第72話 奪うべき命

 少年がギザルテに目を向けたのを好機と判断したのだろう。デランの隣にいた部下が鋭く踏み込み、少年に剣を振り下ろした。

 子供相手にするには過剰とも言えるほどの強烈な斬擊だった。

 現に、少年はその攻撃に対してほとんど動けなかった。ギザルテも、斬った、と思った。

 だが、その攻撃は空を切った。

 同時に、首から鮮血を噴き上げて部下が崩れ落ちる。

 動けなかったのではない。ギザルテには分かった。動かなかったのだ。

 その斬擊をかわすための動きを、体を揺らす程度のごく僅かな動きだけで済ませ、それと同時に反撃したのだ。

「お前、北の人間だな」

 ギザルテが声をかける。

 少年が彼を見る。

「その年で、傭兵か。ここの家の者に雇われたか」

 そうとしか考えられなかった。だが、少年は何故か目に怒りを滲ませた。

「僕は……」

 その顔に、年相応の幼さが滲む。

「あの子の友達だ」

「友達だと?」

 予想外の言葉に、ギザルテは眉を上げる。

「貴族の令嬢と北の傭兵がお友達だ? つくにしてももう少しましな嘘を」

「傭兵ってことは」

 ギザルテの言葉をデランが遮った。

「どこかの団にいたんだろう。どこにいた」

 その目に怒りとともに強い好奇心が覗いていた。

 北の傭兵はみなこうだ。相手が傭兵と聞けば、どこの団にいてどこで戦っていたのか、誰と戦ったことがあるのか、それを聞かずには済ませられない。

 デランの質問に、少年が一瞬困惑した顔をする。

 それに隣の部下が反応しそうになるのを、ギザルテは手で制した。あれは隙じゃねえ。斬りかかればさっきの二の舞だ。

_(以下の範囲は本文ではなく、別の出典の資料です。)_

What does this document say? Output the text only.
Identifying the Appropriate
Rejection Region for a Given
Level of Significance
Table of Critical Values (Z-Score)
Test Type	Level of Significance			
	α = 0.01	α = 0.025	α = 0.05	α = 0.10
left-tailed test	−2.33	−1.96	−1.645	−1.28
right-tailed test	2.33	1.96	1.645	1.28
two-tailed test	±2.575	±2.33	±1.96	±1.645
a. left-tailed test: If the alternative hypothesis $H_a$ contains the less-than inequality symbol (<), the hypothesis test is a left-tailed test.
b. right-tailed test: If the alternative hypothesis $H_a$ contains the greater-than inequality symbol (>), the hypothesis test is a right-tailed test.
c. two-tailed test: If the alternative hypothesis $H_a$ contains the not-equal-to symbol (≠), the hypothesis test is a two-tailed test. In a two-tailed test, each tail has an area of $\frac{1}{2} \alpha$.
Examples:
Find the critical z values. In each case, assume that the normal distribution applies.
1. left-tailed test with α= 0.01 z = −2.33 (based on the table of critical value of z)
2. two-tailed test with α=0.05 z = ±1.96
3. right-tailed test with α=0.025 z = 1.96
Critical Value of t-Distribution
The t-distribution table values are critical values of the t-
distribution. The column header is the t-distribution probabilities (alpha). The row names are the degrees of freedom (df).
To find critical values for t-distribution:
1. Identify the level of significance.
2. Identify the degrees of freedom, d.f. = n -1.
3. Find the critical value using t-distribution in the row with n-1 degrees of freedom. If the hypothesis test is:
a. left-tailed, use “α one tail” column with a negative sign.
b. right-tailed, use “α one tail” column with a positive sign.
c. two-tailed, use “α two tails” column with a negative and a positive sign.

 少年は僅かな躊躇いの後、意を決したように口を開いた。


「黒狼騎兵団の副官“影の牙”レイズの息子、アルマーク」


 かっ、とデランが声を出した。

「てめぇ、それじゃ、あの」

 ギザルテも、この少年の目になぜ見覚えがあったのか、その理由を理解した。

 デランが叫ぶ。

「火龍傭兵団を突き崩して俺達鮮血傭兵団を壊滅させた、あの黒い悪魔どもの」

 その先頭に、そいつはいた。

 戦場の喧騒のなかで、血に酔わず、どこか悲しそうな目をしたあの男。

「あのくそったれの、“影の牙“の息子かよ!」

 それを聞いて、少年は僅かに口許を綻ばせた。

「そうか、父さん達を知っているのか」

「知ってるなんてもんじゃねぇ。こっちはてめえらに恨み骨髄だ」

「元気だったかい」

「あぁ!?」

「いや、そんなことを聞くもんじゃないか」

 少年が首を振る。その言葉にデランは唾を吐く。

「ガキ、手合わせしたことのある傭兵の名前を挙げてみろ」

「……“大盾”のニナング、“死神”ギール、“陸の鮫”アンゴル……」

 一流どころばかりじゃねぇか。ギザルテが目を見張り、デランがにやりと笑う。

「ギザルテ、このガキは俺がやる」

 デランは、ギザルテとは違うタイプの傭兵だ。

 強い相手、名のある相手と戦うのが好きだ。

 敗戦で北にいられなくなってからはそれを公言しなくなっていたが、目の前に強い相手がいるのなら、話は別だ。彼の傭兵としての本能が戦いを求めている。

「鮮血傭兵団のエース、“血斧”のデランだ」

 その名乗りに、アルマークは一言。

「鮮血傭兵団は……聞いたことあるよ」

 言外に、お前の名は知らない、と言っていた。

「お前が最後に戦う相手の名だ」

 デランは言いながら、ゆっくりと間合いを詰める。

「“影の牙”レイズの息子、アルマークといったな。ガキにしちゃ強えのは認めてやる」

 アルマークは無言で長剣を持ち上げ、切っ先をぴたりとデランの眉間に向ける。

 その瞬間、デランの体が一陣の旋風になった。二振りの斧が凄まじい速さで別々の生き物のようにアルマークを襲う。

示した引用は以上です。